PHNOM PENH: Secretary of State of the Ministry of Social Affairs, Veterans and Youth Rehabilitation and Secretary General of the Disability Action Council, Mr. Em Chan Makara encouraged and supported financial training related to loans to person with disabilities so that they have the knowledge to use loans right and does not affect their life.

Addressing the Meeting between the Secretary General of the ACCESS Disability Action Council and the partners of ACCESS (Good Return organization and Chamroeun Microfinance Plc) on 30 March 2022, Mr. Em Chan Makara said that financial literacy training for person with disabilities is important to ensure their real growth.
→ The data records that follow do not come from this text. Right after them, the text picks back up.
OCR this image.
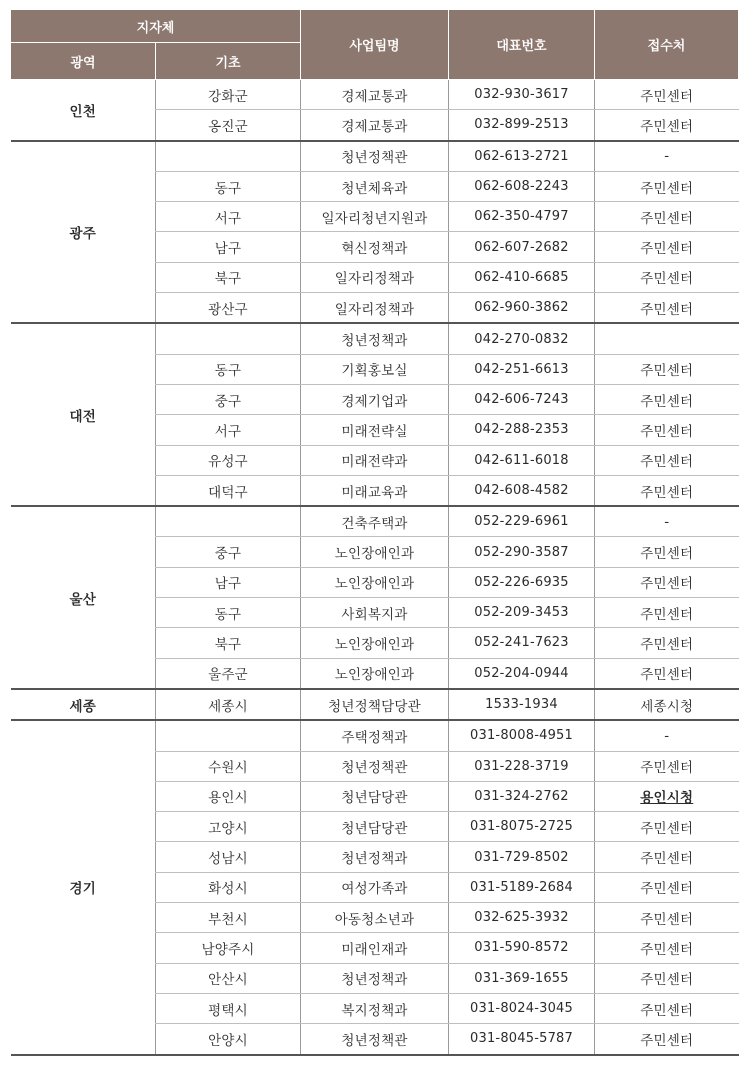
지자체		사업팀명	대표번호	접수처
광역	기초			
인천	강화군	경제교통과	032-930-3617	주민센터
	옹진군	경제교통과	032-899-2513	주민센터
광주		청년정책관	062-613-2721	-
	동구	청년체육과	062-608-2243	주민센터
	서구	일자리청년지원과	062-350-4797	주민센터
	남구	혁신정책과	062-607-2682	주민센터
	북구	일자리정책과	062-410-6685	주민센터
	광산구	일자리정책과	062-960-3862	주민센터
대전		청년정책과	042-270-0832	
	동구	기획홍보실	042-251-6613	주민센터
	중구	경제기업과	042-606-7243	주민센터
	서구	미래전략실	042-288-2353	주민센터
	유성구	미래전략과	042-611-6018	주민센터
	대덕구	미래교육과	042-608-4582	주민센터
울산		건축주택과	052-229-6961	-
	중구	노인장애인과	052-290-3587	주민센터
	남구	노인장애인과	052-226-6935	주민센터
	동구	사회복지과	052-209-3453	주민센터
	북구	노인장애인과	052-241-7623	주민센터
	울주군	노인장애인과	052-204-0944	주민센터
세종	세종시	청년정책담당관	1533-1934	세종시청
경기		주택정책과	031-8008-4951	-
	수원시	청년정책관	031-228-3719	주민센터
	용인시	청년담당관	031-324-2762	용인시청
	고양시	청년담당관	031-8075-2725	주민센터
	성남시	청년정책과	031-729-8502	주민센터
	화성시	여성가족과	031-5189-2684	주민센터
	부천시	아동청소년과	032-625-3932	주민센터
	남양주시	미래인재과	031-590-8572	주민센터
	안산시	청년정책과	031-369-1655	주민센터
	평택시	복지정책과	031-8024-3045	주민센터
	안양시	청년정책관	031-8045-5787	주민센터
He said: "I am impressed and happy to be working with our target group on this financial work, but this does not mean that we have to lend to person with disabilities, They need to be trained if can to help train officials of the Disability Action Council (DAC) related to financial management before deciding to borrow money from the bank and can build a plan to reduce debt, to do what, what income and what costs?”

ACCESS Program Director An Ro Khieu said that ACCESS has developed an initiative called CAFE that provides education and training to person with disabilities on knowledge related to loan management, how to manage and repayment. She said that through this practice, most person with disabilities have acquired knowledge and can better manage their loans.
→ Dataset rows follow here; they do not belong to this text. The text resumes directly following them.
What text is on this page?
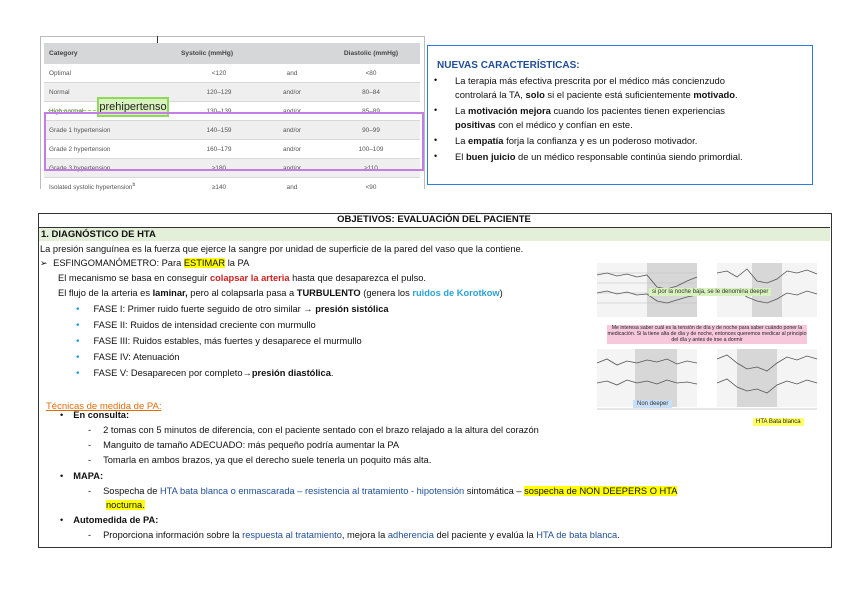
Category	Systolic (mmHg)		Diastolic (mmHg)
Optimal	<120	and	<80
Normal	120–129	and/or	80–84
High normal	130–139	and/or	85–89
Grade 1 hypertension	140–159	and/or	90–99
Grade 2 hypertension	160–179	and/or	100–109
Grade 3 hypertension	≥180	and/or	≥110
Isolated systolic hypertension$^b$	≥140	and	<90
prehipertenso
NUEVAS CARACTERÍSTICAS:
• La terapia más efectiva prescrita por el médico más concienzudo
controlará la TA, solo si el paciente está suficientemente motivado.
• La motivación mejora cuando los pacientes tienen experiencias
positivas con el médico y confían en este.
• La empatía forja la confianza y es un poderoso motivador.
• El buen juicio de un médico responsable continúa siendo primordial.
OBJETIVOS: EVALUACIÓN DEL PACIENTE
1. DIAGNÓSTICO DE HTA
La presión sanguínea es la fuerza que ejerce la sangre por unidad de superficie de la pared del vaso que la contiene.
➢ ESFINGOMANÓMETRO: Para ESTIMAR la PA
El mecanismo se basa en conseguir colapsar la arteria hasta que desaparezca el pulso.
El flujo de la arteria es laminar, pero al colapsarla pasa a TURBULENTO (genera los ruidos de Korotkow)
• FASE I: Primer ruido fuerte seguido de otro similar → presión sistólica
• FASE II: Ruidos de intensidad creciente con murmullo
• FASE III: Ruidos estables, más fuertes y desaparece el murmullo
• FASE IV: Atenuación
• FASE V: Desaparecen por completo→presión diastólica.
Técnicas de medida de PA:
• En consulta:
- 2 tomas con 5 minutos de diferencia, con el paciente sentado con el brazo relajado a la altura del corazón
- Manguito de tamaño ADECUADO: más pequeño podría aumentar la PA
- Tomarla en ambos brazos, ya que el derecho suele tenerla un poquito más alta.
• MAPA:
- Sospecha de HTA bata blanca o enmascarada – resistencia al tratamiento - hipotensión sintomática – sospecha de NON DEEPERS O HTA
nocturna.
• Automedida de PA:
- Proporciona información sobre la respuesta al tratamiento, mejora la adherencia del paciente y evalúa la HTA de bata blanca.
si por la noche baja, se le denomina deeper
Me interesa saber cuál es la tensión de día y de noche para saber cuándo poner la medicación. Si la tiene alta de día y de noche, entonces queremos medicar al principio del día y antes de irse a dormir
Non deeper
HTA Bata blanca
She said: "Speaking of CAFE, it is to increase the profit of the borrower to study this course, they have to study for 5 days and 6 modules so that they know how to manage the time when borrowing money,"

The Australia-Cambodia Partnership for Sustainable and Equitable Services (ACCESS) aims to create accessible and ethical finances for person with disabilities aimed at promoting entrepreneurial activity and generating sustainable income.

The initiative has three main outcomes: first, to provide person with disabilities with financial literacy training to increase their knowledge and confidence in choosing appropriate financial products and, using them responsibly by using a positive attitude to reduce their vulnerability to financial crisis or debt. Second, by reducing access barriers by facilitating a network of financial services that are convenient for person with disabilities; and third, providing appropriate financial services to meet the needs of person with disabilities and incorporate security protections. In addition to reduce their financial vulnerability.

A report on the assessment of the need for access to financial education and access to finance for person with disabilities in Cambodia shows that more than 60% of person with disabilities have little or no confidence in making changes to family financial decisions or talking to financial services providers.

The report also shows that 76% of person with disabilities do not monitor their family finances and 50% lack confidence in their ability to save money, 80% feel that they are too stressed or severe about their family financial situation.

However, 90% of person with disabilities see the benefits of training to help them manage their finances, while 10% say they have already received training.